A Nice Guy or a Great Guy? The 10% Difference

by Eric Disco
Jul 1

Being great with women can be confusing. Guys get a lot of mixed messages.

Don’t be the nice guy. Yet be warm and friendly with her.

Be genuinely interested in her and excited about what she’s saying. But don’t suck up to her.

Hold yourself strong and confidently. But don’t be guarded.

Be aggressive and make the moves. But don’t creep her out.

When I first got into this stuff it was exasperating. “Just tell me what to do!” I felt like yelling at people. Am I supposed to be nice or not nice?!

The answer, as usual, is not quite so simple. It requires an understanding of how we as human beings interact on a social level and how we as individuals function and deal with fear.

The “natural” leader amongst any group of people, the alpha male as it were, is also the coolest guy in the group.

He’s not the most aggressive and dominating necessarily. He is gregarious and friendly and leads the interactions with a friendly air.

He typically makes everyone else in the group feel good about themselves.

So what is the difference between the leader, the coolest guy in the group, who is pleasant with everyone, and the nice guy, who is also pleasant with everyone?

There is a 10% difference between the two. But that 10% is very important.

Paul Gilbert writes about the social hierarchy of school children and primates and points out the difference between the leader and other members of the group.

Several studies of social behavior in “natural” groups of pre school children have shown that the leader is not the most aggressive individual. Indeed, among primates as well as human children (Barner-Barry, 1977; Montagner, 1978; Strayer, 1978; 1981), it is typically the number 2 male in the dominance hierarchy that exhibits aggressive threat most frequently.

The leader, in contrast, tends to be more self-assured–for example, capable of appeasing conflicts between others in the group as well as serving as a focus of limitation or observation (Maclay & Knipe, 1972; Montagner et al., 1978).

As leaders may need to exhibit aggression on occasion, particularly when directly challenged, they are thus more frequently observed in appeasement or facilitating roles in human groups (and among some primates with comparable, face-to-face, social processes).

The leader, while being friendly, is capable of showing aggression and dominance when it is required.

Most of the time, he can be friendly and build up those around him in a positive way.

But it is known to all members of the group that he has the capability to make the move, to take control when the time comes.

A lot of my growth when it comes to being successful with women has been within that 10% difference.

When I am connecting with a woman, when she is telling me things about herself, most of the time I am warm and receptive.

But 10% of the time I don’t approve of what she is telling me.

This makes it clear to her that I am not just sucking up to her like most guys do. I am treating her like a human being.

I actually practiced, for a certain amount of time when talking to women, finding something to disagree with. It was usually somewhat negligible, but I would still assert that I wasn’t into it.

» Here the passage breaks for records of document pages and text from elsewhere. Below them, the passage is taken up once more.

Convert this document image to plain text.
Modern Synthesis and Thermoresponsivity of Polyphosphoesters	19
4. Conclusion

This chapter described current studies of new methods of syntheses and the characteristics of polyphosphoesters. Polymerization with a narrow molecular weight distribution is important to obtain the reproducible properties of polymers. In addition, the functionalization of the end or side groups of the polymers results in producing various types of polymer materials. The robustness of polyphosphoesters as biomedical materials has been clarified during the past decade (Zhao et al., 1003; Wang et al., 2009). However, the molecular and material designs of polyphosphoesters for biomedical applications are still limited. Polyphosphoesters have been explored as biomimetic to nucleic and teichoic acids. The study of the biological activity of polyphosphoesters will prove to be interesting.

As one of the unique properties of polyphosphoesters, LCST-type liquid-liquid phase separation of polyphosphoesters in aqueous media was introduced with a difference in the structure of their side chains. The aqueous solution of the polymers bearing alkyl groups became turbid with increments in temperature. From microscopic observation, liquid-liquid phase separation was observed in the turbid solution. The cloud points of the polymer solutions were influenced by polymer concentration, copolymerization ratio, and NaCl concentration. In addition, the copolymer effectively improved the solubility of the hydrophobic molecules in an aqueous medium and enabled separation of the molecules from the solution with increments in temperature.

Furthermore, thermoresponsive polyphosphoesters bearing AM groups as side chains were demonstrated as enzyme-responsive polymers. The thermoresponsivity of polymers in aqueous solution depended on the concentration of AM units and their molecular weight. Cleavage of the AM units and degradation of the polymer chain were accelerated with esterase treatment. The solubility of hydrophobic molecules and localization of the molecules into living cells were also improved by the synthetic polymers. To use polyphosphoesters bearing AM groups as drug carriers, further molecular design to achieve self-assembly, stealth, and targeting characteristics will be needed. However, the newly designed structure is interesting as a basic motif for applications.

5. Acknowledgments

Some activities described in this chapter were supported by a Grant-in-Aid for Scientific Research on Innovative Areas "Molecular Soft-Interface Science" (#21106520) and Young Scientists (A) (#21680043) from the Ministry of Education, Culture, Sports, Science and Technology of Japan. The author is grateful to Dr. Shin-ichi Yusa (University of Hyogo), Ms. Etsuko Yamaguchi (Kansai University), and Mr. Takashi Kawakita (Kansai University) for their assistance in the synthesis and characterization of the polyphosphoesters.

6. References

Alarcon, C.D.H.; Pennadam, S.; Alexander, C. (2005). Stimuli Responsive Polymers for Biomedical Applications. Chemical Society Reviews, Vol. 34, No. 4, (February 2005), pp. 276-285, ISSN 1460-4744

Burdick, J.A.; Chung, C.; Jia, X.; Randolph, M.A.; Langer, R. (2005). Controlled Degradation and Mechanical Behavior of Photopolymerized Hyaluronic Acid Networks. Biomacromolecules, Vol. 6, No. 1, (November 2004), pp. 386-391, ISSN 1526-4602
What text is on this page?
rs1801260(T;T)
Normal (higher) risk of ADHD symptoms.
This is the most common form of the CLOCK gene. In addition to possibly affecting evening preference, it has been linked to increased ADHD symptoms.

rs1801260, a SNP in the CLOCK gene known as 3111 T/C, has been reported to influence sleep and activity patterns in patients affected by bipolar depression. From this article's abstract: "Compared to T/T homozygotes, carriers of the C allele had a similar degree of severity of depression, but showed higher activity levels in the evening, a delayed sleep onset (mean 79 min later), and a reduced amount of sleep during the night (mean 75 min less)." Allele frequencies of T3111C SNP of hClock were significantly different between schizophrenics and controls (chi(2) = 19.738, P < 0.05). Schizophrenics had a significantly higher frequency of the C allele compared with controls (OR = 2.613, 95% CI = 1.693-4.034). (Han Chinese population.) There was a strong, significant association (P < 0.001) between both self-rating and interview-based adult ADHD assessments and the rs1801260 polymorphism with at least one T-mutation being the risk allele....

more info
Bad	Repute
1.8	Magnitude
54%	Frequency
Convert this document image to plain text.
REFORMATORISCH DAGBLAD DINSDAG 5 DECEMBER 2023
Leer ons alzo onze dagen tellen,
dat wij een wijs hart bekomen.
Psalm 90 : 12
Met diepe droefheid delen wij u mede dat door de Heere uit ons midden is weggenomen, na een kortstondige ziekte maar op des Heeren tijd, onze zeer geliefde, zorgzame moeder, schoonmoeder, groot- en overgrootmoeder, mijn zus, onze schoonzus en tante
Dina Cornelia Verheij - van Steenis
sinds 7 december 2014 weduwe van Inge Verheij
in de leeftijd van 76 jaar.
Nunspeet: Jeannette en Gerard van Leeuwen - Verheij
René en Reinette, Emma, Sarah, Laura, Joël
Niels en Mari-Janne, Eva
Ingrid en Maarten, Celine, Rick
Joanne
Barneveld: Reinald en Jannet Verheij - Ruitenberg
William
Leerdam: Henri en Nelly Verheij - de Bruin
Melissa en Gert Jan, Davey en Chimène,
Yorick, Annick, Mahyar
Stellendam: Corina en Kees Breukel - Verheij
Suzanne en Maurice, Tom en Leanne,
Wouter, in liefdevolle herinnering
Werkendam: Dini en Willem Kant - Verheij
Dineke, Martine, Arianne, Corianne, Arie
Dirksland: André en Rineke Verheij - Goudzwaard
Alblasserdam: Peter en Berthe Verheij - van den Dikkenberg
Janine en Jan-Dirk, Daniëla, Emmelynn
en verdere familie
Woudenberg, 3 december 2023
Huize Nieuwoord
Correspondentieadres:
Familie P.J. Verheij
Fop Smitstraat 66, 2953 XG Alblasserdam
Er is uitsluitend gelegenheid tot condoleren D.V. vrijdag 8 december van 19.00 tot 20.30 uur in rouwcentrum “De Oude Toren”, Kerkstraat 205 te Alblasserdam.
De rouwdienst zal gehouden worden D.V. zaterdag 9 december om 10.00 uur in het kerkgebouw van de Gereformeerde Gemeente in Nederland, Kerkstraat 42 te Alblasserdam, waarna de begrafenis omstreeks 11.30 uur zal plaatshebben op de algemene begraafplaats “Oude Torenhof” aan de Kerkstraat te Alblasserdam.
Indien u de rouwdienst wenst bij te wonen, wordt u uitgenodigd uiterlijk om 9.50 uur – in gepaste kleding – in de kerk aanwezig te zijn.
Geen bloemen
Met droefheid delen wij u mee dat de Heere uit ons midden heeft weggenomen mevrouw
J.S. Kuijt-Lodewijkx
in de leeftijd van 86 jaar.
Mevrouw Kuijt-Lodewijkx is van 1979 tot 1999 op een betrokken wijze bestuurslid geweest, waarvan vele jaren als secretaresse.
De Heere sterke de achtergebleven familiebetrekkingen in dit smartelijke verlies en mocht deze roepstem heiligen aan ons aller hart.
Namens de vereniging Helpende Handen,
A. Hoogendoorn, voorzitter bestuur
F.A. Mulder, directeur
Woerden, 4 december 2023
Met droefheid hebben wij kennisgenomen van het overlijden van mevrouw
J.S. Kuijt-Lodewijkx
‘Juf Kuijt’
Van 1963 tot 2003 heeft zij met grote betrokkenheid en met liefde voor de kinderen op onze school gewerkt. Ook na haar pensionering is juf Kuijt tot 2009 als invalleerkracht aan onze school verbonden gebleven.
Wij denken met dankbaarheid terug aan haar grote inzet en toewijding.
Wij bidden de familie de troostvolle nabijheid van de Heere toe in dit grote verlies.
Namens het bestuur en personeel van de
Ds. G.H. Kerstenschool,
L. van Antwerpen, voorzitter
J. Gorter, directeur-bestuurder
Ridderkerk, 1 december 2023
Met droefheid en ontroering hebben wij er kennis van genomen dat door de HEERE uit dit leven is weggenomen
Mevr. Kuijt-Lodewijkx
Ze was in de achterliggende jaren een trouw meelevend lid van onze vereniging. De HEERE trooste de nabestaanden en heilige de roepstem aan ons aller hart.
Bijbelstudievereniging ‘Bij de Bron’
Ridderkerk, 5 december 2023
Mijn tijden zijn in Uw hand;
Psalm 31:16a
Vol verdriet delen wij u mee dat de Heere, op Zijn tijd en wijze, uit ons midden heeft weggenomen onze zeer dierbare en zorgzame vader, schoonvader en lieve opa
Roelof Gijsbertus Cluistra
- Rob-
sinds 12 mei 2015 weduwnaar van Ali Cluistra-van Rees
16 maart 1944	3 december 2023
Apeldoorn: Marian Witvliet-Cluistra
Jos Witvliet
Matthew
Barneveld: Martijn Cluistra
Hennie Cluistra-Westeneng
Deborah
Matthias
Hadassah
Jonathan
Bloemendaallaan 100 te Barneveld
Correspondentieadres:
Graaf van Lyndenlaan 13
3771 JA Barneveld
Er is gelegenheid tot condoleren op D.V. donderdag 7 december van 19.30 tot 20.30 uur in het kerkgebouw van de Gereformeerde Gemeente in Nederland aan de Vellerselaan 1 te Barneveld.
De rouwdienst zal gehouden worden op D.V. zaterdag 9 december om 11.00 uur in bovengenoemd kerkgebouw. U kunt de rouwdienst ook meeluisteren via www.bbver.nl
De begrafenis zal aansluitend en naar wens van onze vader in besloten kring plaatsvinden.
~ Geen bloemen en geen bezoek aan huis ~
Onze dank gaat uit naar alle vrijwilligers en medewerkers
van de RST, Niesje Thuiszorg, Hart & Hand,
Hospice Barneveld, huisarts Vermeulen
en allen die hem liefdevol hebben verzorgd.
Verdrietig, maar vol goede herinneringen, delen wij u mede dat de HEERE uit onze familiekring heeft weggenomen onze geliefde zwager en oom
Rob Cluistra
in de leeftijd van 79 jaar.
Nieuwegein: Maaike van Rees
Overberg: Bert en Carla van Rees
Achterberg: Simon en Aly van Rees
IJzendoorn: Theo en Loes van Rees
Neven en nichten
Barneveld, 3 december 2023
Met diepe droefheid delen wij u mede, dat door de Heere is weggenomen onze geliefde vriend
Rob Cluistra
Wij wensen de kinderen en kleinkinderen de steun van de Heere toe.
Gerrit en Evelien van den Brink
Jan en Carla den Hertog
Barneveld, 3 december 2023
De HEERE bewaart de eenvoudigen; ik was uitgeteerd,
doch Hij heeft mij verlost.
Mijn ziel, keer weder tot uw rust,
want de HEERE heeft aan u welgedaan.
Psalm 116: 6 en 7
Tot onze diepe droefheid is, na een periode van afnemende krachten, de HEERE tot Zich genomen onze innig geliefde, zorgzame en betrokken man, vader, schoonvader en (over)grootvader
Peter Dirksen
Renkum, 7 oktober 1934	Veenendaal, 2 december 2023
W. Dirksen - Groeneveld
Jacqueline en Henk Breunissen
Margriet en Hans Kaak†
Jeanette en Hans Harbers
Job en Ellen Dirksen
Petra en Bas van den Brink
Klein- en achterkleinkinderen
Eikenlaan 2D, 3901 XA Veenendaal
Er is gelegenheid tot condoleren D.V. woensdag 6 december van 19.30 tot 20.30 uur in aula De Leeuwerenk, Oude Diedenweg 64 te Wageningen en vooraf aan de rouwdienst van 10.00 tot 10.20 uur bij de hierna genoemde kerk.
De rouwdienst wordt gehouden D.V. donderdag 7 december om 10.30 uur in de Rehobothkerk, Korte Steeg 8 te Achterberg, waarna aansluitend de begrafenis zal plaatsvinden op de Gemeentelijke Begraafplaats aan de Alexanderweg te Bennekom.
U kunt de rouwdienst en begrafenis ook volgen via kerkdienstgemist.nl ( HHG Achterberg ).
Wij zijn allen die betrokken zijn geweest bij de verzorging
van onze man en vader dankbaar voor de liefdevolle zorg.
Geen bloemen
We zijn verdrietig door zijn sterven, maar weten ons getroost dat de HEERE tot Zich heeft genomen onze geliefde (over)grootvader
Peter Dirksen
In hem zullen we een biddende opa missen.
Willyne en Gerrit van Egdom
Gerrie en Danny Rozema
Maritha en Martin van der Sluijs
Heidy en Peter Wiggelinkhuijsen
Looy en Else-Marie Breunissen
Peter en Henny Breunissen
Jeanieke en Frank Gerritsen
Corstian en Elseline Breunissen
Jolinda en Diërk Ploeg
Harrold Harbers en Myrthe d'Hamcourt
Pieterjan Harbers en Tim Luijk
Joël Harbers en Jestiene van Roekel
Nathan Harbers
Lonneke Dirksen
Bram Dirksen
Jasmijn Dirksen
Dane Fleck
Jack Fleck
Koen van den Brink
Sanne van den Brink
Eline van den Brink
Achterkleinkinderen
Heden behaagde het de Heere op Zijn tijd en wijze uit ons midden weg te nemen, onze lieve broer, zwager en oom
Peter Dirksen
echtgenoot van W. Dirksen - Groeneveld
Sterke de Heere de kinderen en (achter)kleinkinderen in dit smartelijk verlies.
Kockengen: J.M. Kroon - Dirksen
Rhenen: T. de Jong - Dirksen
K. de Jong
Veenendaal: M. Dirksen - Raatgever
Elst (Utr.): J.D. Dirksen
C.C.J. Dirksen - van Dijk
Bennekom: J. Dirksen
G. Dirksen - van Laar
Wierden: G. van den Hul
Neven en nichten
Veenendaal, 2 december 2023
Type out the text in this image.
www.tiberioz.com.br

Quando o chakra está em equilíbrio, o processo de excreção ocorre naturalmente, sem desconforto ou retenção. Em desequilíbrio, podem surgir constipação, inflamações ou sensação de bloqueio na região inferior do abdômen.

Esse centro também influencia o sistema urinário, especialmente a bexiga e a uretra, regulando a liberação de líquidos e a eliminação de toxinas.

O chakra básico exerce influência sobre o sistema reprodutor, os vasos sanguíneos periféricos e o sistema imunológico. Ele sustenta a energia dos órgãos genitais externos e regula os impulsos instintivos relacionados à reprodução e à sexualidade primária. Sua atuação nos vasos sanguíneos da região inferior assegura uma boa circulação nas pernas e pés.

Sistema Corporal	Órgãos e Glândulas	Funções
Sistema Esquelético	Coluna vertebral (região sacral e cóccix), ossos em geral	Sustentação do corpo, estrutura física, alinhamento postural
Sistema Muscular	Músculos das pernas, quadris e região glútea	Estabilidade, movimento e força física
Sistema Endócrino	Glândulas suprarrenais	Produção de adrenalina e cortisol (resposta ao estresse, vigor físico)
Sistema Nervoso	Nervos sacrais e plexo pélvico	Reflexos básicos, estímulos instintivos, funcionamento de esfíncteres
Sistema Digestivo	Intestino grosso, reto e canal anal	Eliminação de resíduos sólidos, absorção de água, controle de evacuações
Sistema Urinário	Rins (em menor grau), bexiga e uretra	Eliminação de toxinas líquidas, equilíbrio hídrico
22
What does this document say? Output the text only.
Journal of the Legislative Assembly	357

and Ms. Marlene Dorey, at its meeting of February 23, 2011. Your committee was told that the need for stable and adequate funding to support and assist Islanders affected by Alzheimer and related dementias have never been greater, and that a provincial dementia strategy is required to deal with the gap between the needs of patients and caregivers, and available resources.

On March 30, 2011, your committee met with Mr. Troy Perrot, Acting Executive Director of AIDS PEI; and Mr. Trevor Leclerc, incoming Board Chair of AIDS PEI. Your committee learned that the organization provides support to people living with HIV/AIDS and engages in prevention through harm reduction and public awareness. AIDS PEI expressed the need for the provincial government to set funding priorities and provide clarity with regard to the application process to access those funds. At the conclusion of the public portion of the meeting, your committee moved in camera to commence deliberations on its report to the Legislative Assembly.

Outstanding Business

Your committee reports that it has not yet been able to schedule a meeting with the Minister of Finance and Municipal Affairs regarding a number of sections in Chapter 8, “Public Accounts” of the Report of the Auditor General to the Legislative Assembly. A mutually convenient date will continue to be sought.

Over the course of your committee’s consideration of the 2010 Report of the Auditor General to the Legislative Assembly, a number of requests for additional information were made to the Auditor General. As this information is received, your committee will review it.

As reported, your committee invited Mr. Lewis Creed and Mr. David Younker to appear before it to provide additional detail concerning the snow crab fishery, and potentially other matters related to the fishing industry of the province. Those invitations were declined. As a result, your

After a while I didn’t even need to do this as much–they would hear it in my voice. I sounded more genuine.

I was at one time afraid to sexually escalate with women. And they could sense it.

It’s great to tease women and make them wait. But if I am afraid to make that move in the first place she will sense it.

It needs to be clear between the two of us that I am willing and unafraid to make the move.

That is why I went out for a month and practiced escalating very fast with women, much faster than I was used to.

I pushed myself out of my comfort zone.  I escalated so hard that I lost a few interactions with women.

But I was becoming comfortable with making the move.

After going out for a month and escalating hard, I could pull back and be a bit smoother because there was no hesitation; I knew exactly when to escalate.

So what is the difference between the nice guy and the group leader who is also warm and friendly?

The nice guy, without that 10% aggression, is always nice. He cannot operate in any other mode.

He is afraid of conflict.

He cannot possibly tolerate the idea that maybe the woman does not view him as completely 100% acceptable.

So he is constantly checking in to see if she approves of him. This is known as being NEEDY.

He NEEDS to know if she approves of him, if everything is okay, if he hasn’t done something too aggressive that would generate disapproval.

The coolest guy in the group, by contrast, has the 10% aggressiveness, those cajones, to RISK people not approving of him.

He has experienced making the move and now knows exactly when assertiveness is needed.

For the most part he can be open, unguarded and relaxed. Yet he still oozes the confidence to do what needs to get done, when it needs to get done.

That’s the guy you want to be. You want to be the guy who’s taken action, who’s built his confidence.

When that 10% lies within you it makes all the difference in the world.